I have been remiss in my blogging because I’m recovering from this past weekend’s Florida getaway.  I left early Friday, and returned late Sunday.  I wanted to get every second of Florida sun, and am paying the price.  I also wanted to see an old buddy, Phyllis, who moved to Jacksonville ten or eleven years ago. We were new moms together back in our Long Island days.  She, though, had her first a few years before my first, and when we met at a Mommy and Me class, we hit it off.  My support system (meaning my mother) lived in Brooklyn, and calls to her about baby burping, and crying jags, and napping, worked well for awhile, but there was nothing like a real live mom who’d been through it all, and who was patient with my many questions. Plus, she’d been in the neighborhood longer than I and knew where the good parks were, and how to throw a kids birthday party.  I learned about the joys of cutting up hotdogs for lunch, with a side dish of mac-n-cheese; that carrying a potty in the back of the van could make or break a day trip.  My daughter and her daughter became fast friends, and the friendship continued until a job transfer brought Phyllis and her husband and two kids to Florida.

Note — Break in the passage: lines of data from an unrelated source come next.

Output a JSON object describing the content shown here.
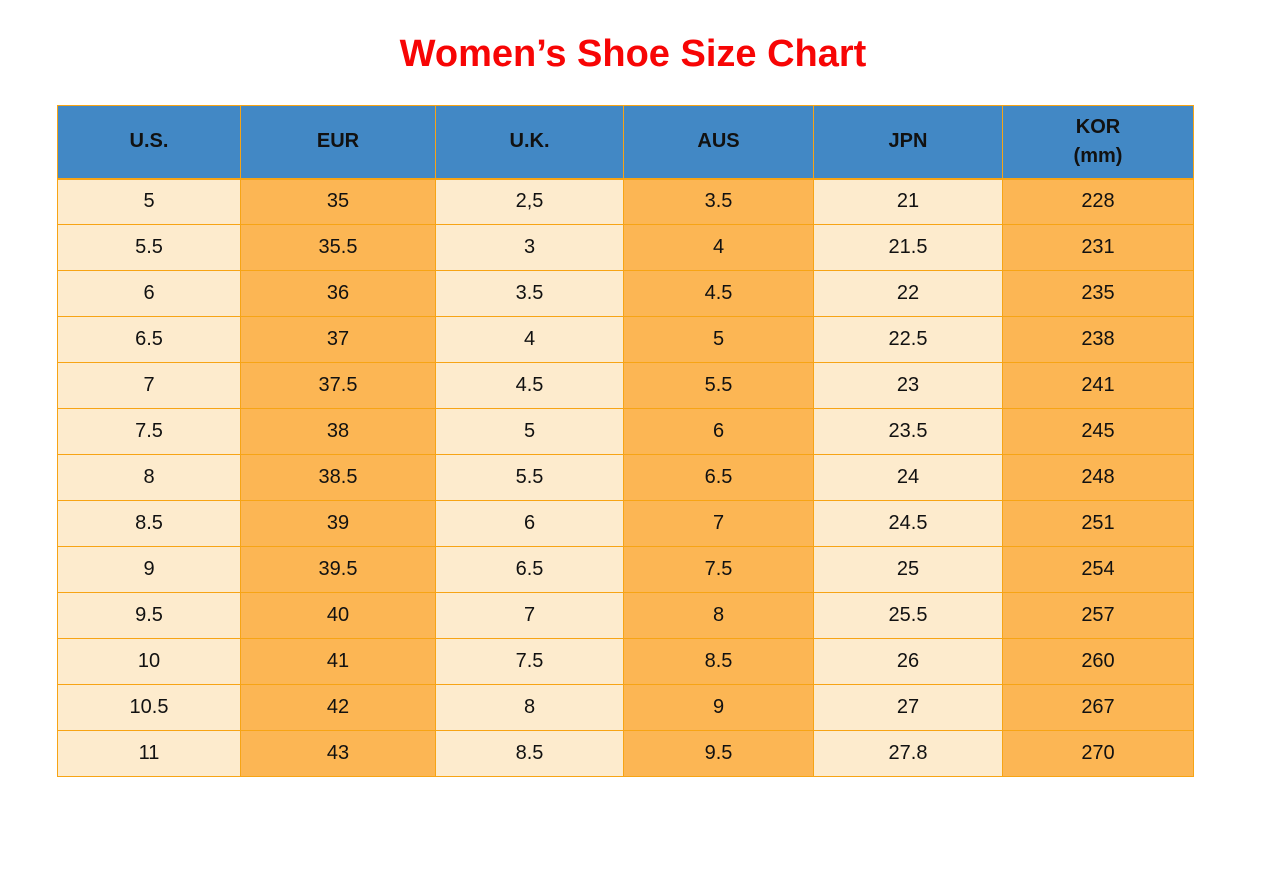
{
  "title": "Women’s Shoe Size Chart",
  "colors": {
    "title_red": "#f70505",
    "header_blue": "#4288c5",
    "cell_cream": "#fdebcd",
    "cell_orange": "#fcb654",
    "border_orange": "#f7a415",
    "text_dark": "#111111"
  },
  "table": {
    "headers": [
      "U.S.",
      "EUR",
      "U.K.",
      "AUS",
      "JPN",
      "KOR\n(mm)"
    ],
    "rows": [
      [
        "5",
        "35",
        "2,5",
        "3.5",
        "21",
        "228"
      ],
      [
        "5.5",
        "35.5",
        "3",
        "4",
        "21.5",
        "231"
      ],
      [
        "6",
        "36",
        "3.5",
        "4.5",
        "22",
        "235"
      ],
      [
        "6.5",
        "37",
        "4",
        "5",
        "22.5",
        "238"
      ],
      [
        "7",
        "37.5",
        "4.5",
        "5.5",
        "23",
        "241"
      ],
      [
        "7.5",
        "38",
        "5",
        "6",
        "23.5",
        "245"
      ],
      [
        "8",
        "38.5",
        "5.5",
        "6.5",
        "24",
        "248"
      ],
      [
        "8.5",
        "39",
        "6",
        "7",
        "24.5",
        "251"
      ],
      [
        "9",
        "39.5",
        "6.5",
        "7.5",
        "25",
        "254"
      ],
      [
        "9.5",
        "40",
        "7",
        "8",
        "25.5",
        "257"
      ],
      [
        "10",
        "41",
        "7.5",
        "8.5",
        "26",
        "260"
      ],
      [
        "10.5",
        "42",
        "8",
        "9",
        "27",
        "267"
      ],
      [
        "11",
        "43",
        "8.5",
        "9.5",
        "27.8",
        "270"
      ]
    ]
  },
  "chart_data": {
    "type": "table",
    "title": "Women’s Shoe Size Chart",
    "columns": [
      "U.S.",
      "EUR",
      "U.K.",
      "AUS",
      "JPN",
      "KOR (mm)"
    ],
    "rows": [
      [
        "5",
        "35",
        "2,5",
        "3.5",
        "21",
        "228"
      ],
      [
        "5.5",
        "35.5",
        "3",
        "4",
        "21.5",
        "231"
      ],
      [
        "6",
        "36",
        "3.5",
        "4.5",
        "22",
        "235"
      ],
      [
        "6.5",
        "37",
        "4",
        "5",
        "22.5",
        "238"
      ],
      [
        "7",
        "37.5",
        "4.5",
        "5.5",
        "23",
        "241"
      ],
      [
        "7.5",
        "38",
        "5",
        "6",
        "23.5",
        "245"
      ],
      [
        "8",
        "38.5",
        "5.5",
        "6.5",
        "24",
        "248"
      ],
      [
        "8.5",
        "39",
        "6",
        "7",
        "24.5",
        "251"
      ],
      [
        "9",
        "39.5",
        "6.5",
        "7.5",
        "25",
        "254"
      ],
      [
        "9.5",
        "40",
        "7",
        "8",
        "25.5",
        "257"
      ],
      [
        "10",
        "41",
        "7.5",
        "8.5",
        "26",
        "260"
      ],
      [
        "10.5",
        "42",
        "8",
        "9",
        "27",
        "267"
      ],
      [
        "11",
        "43",
        "8.5",
        "9.5",
        "27.8",
        "270"
      ]
    ],
    "layout_hints": {
      "header_fill": "blue",
      "column_fill_pattern": [
        "cream",
        "orange",
        "cream",
        "orange",
        "cream",
        "orange"
      ],
      "grid": "orange borders"
    }
  }
}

By that time, we’d passed the real tricky days of parenting, and our kids were in elementary school. Their lives got busier with new school friends and activities, so the move wasn’t as bad on the little people as it was on the big people.  But our friendship continued via emails, and on our family trips to Orlando, and when they visited New York.  Last year I took a solo trip down to Florida for a real catch-up weekend, and it was great.  And this past weekend, we had another chat-fest. Our kids are much, much — MUCH — older, in college or heading there, and while the challenges of raising kids (in this case, teens and young adults) is still very much a part of our conversation, we can also go on and on about our jobs, our marriage, our aging parents, and about how the years are passing for us, too.  

The bond between moms is a strong one because only another mom understands the sleepless nights, the worries about a sick kid, that first day we leave them at pre-school, or watch them swim without you by their side, and when the school bus comes for the last one.  And now those same kids are graduating high school, getting jobs, drivers licenses. We both remember when those same kids were just learning about life, and now here we are, just two moms who started out together, who can now look at our kids with pride and amazement; but we know it wasn’t just the kids we had in common, but a real and true friendship we know will last for life.